I hastened back to the laboratory to inform Craig what I had seen. As I told my story he looked up at me with a sudden flash of comprehension.

"I am glad to know where they will all be tonight," he said. "Some one has been giving her henbane—hyoscyamin. I have just discovered it in the tonic."

"What's henbane?" I asked.

"It is a drug derived from the hyoscyamus plant, much like belladonna, though more distinctly sedative. It is a hypnotic used often in mania and mental excitement. The feeling which Mrs. Cranston described is one of its effects. You recall the brightness of her eyes? That is one of the effects of the mydriatic alkaloids, of which this is one.

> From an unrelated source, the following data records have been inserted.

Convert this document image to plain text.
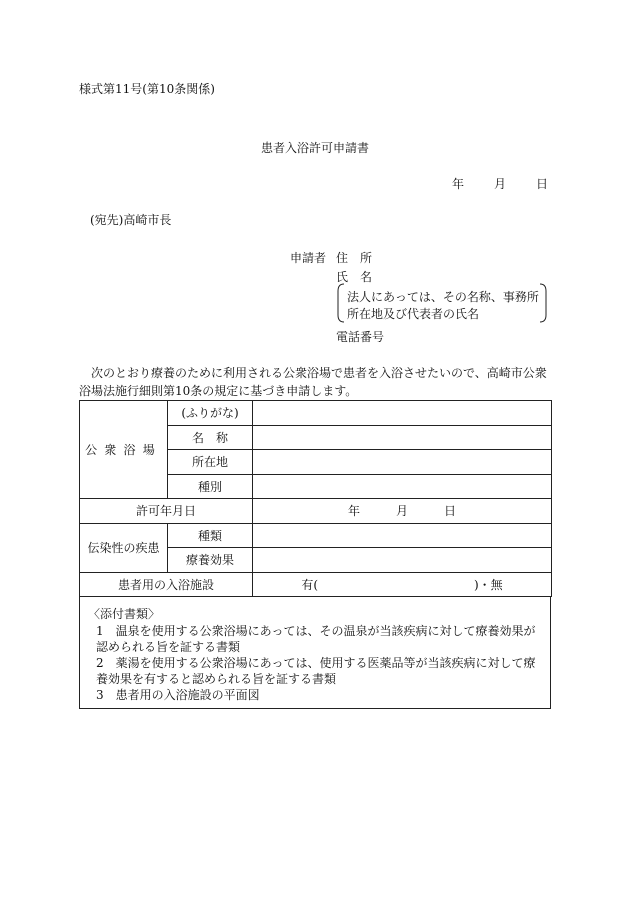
様式第11号(第10条関係)
患者入浴許可申請書
年	月	日
(宛先)高崎市長
申請者 住　所
氏　名
法人にあっては、その名称、事務所
所在地及び代表者の氏名
電話番号
次のとおり療養のために利用される公衆浴場で患者を入浴させたいので、高崎市公衆浴場法施行細則第10条の規定に基づき申請します。
公衆浴場	(ふりがな)	
	名　称	
	所在地	
	種別	
許可年月日		年 月 日
伝染性の疾患	種類	
	療養効果	
患者用の入浴施設		有(　　　　　　　　　　　　　)・無
〈添付書類〉
1　温泉を使用する公衆浴場にあっては、その温泉が当該疾病に対して療養効果が認められる旨を証する書類
2　薬湯を使用する公衆浴場にあっては、使用する医薬品等が当該疾病に対して療養効果を有すると認められる旨を証する書類
3　患者用の入浴施設の平面図
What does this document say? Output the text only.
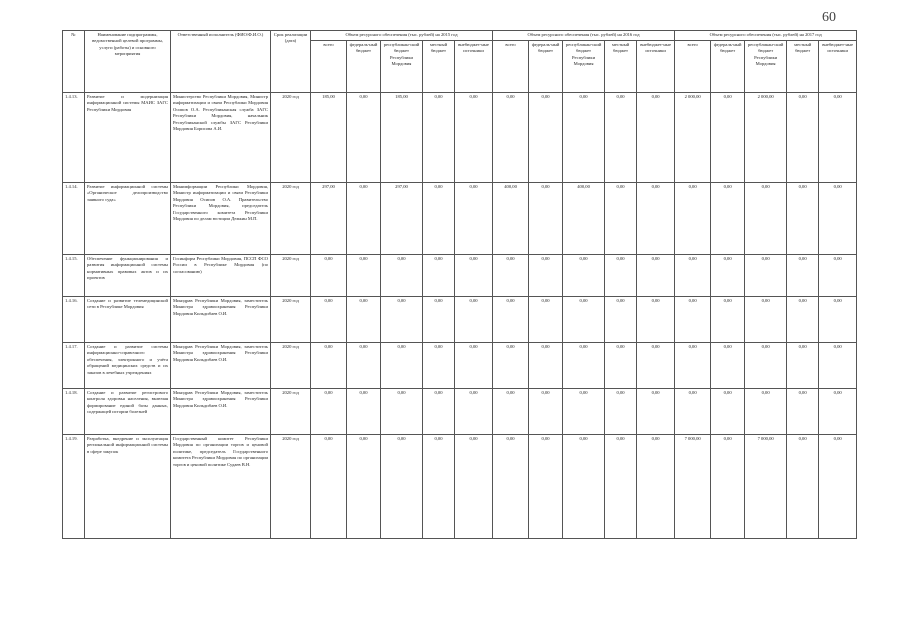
60
№	Наименование подпрограммы, ведомственной целевой программы, услуги (работы) и основного мероприятия	Ответственный исполнитель (ФИО/Ф.И.О.)	Срок реализации (дата)	Объем ресурсного обеспечения (тыс. рублей) на 2015 год					Объем ресурсного обеспечения (тыс. рублей) на 2016 год					Объем ресурсного обеспечения (тыс. рублей) на 2017 год				
				всего	федераль-ный бюджет	республикан-ский бюджет Республики Мордовия	местный бюджет	внебюджет-ные источники	всего	федераль-ный бюджет	республикан-ский бюджет Республики Мордовия	местный бюджет	внебюджет-ные источники	всего	федераль-ный бюджет	республикан-ский бюджет Республики Мордовия	местный бюджет	внебюджет-ные источники
1.4.13.	Развитие и модернизация информационной системы МАИС ЗАГС Республики Мордовия	Министерство Республики Мордовия, Министр информатизации и связи Республики Мордовия Осипов О.А. Республиканская служба ЗАГС Республики Мордовия, начальник Республиканской службы ЗАГС Республики Мордовия Борисова А.И.	2020 год	185,00	0,00	185,00	0,00	0,00	0,00	0,00	0,00	0,00	0,00	2 000,00	0,00	2 000,00	0,00	0,00
1.4.14.	Развитие информационной системы «Органическое делопроизводство заявного суда»	Минимформации Республики Мордовия, Министр информатизации и связи Республики Мордовия Осипов О.А. Правительство Республики Мордовия, председатель Государственного комитета Республики Мордовия по делам юстиции Дежкин М.П.	2020 год	297,00	0,00	297,00	0,00	0,00	400,00	0,00	400,00	0,00	0,00	0,00	0,00	0,00	0,00	0,00
1.4.15.	Обеспечение функционирования и развития информационной системы нормативных правовых актов и их проектов	Госинформ Республики Мордовия, ПССП ФСО России в Республике Мордовия (по согласованию)	2020 год	0,00	0,00	0,00	0,00	0,00	0,00	0,00	0,00	0,00	0,00	0,00	0,00	0,00	0,00	0,00
1.4.16.	Создание и развитие телемедицинской сети в Республике Мордовия	Минздрав Республики Мордовия, заместитель Министра здравоохранения Республики Мордовия Кильдибаев О.И.	2020 год	0,00	0,00	0,00	0,00	0,00	0,00	0,00	0,00	0,00	0,00	0,00	0,00	0,00	0,00	0,00
1.4.17.	Создание и развитие системы информационно-справочного обеспечения, электронного и учёта обращений медицинских средств и их заказов в лечебных учреждениях	Минздрав Республики Мордовия, заместитель Министра здравоохранения Республики Мордовия Кильдибаев О.И.	2020 год	0,00	0,00	0,00	0,00	0,00	0,00	0,00	0,00	0,00	0,00	0,00	0,00	0,00	0,00	0,00
1.4.18.	Создание и развитие регистрового контроля здоровья населения, включая формирование единой базы данных, содержащей истории болезней	Минздрав Республики Мордовия, заместитель Министра здравоохранения Республики Мордовия Кильдибаев О.И.	2020 год	0,00	0,00	0,00	0,00	0,00	0,00	0,00	0,00	0,00	0,00	0,00	0,00	0,00	0,00	0,00
1.4.19.	Разработка, внедрение и эксплуатация региональной информационной системы в сфере закупок	Государственный комитет Республики Мордовия по организации торгов и ценовой политике, председатель Государственного комитета Республики Мордовия по организации торгов и ценовой политике Судаев В.Н.	2020 год	0,00	0,00	0,00	0,00	0,00	0,00	0,00	0,00	0,00	0,00	7 000,00	0,00	7 000,00	0,00	0,00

The ancients were familiar with several of its peculiar properties, as they knew of the closely allied poison hemlock.

"Many of the text-books at the present time fail to say anything about the remarkable effect produced by large doses of this terrible alkaloid. This effect can be described technically so as to be intelligible, but no description can convey, even approximately, the terrible sensation produced in many insane patients by large doses. In a general way, it is the condition of paralysis of the body without the corresponding paralysis of the mind."

"And it's this stuff that somebody has been putting into her tonic?" I asked, startled. "Do you suppose that is part of Burr's system, or did Miss Giles lighten her work by putting it into the tonic?"

Kennedy did not betray his suspicion, but went on describing the drug which was having such a serious effect on Mrs. Cranston.

"The victim lies in an absolutely helpless condition sometimes with his muscles so completely paralyzed that he cannot so much as move a finger, cannot close his lips or move his tongue to moisten them. This feeling of helplessness is usually followed by unconsciousness and then by a period of depression. The combined feeling of helplessness and depression is absolutely unlike any other feeling imaginable, if I may judge from the accounts of those who have experienced it. Other sensations, such as pain, may be judged, in a measure, by comparison with other painful sensations, but the sensation produced by hyoscyamin in large doses seems to have no basis for comparison. There is no kindred feeling. Practically every institution for the insane used it a few years ago for controlling patients, but now better methods have been devised."

"The more I think of what I saw at the Trocadero," I remarked, "the more I wonder if Miss Giles has been seeking to win Cranston herself."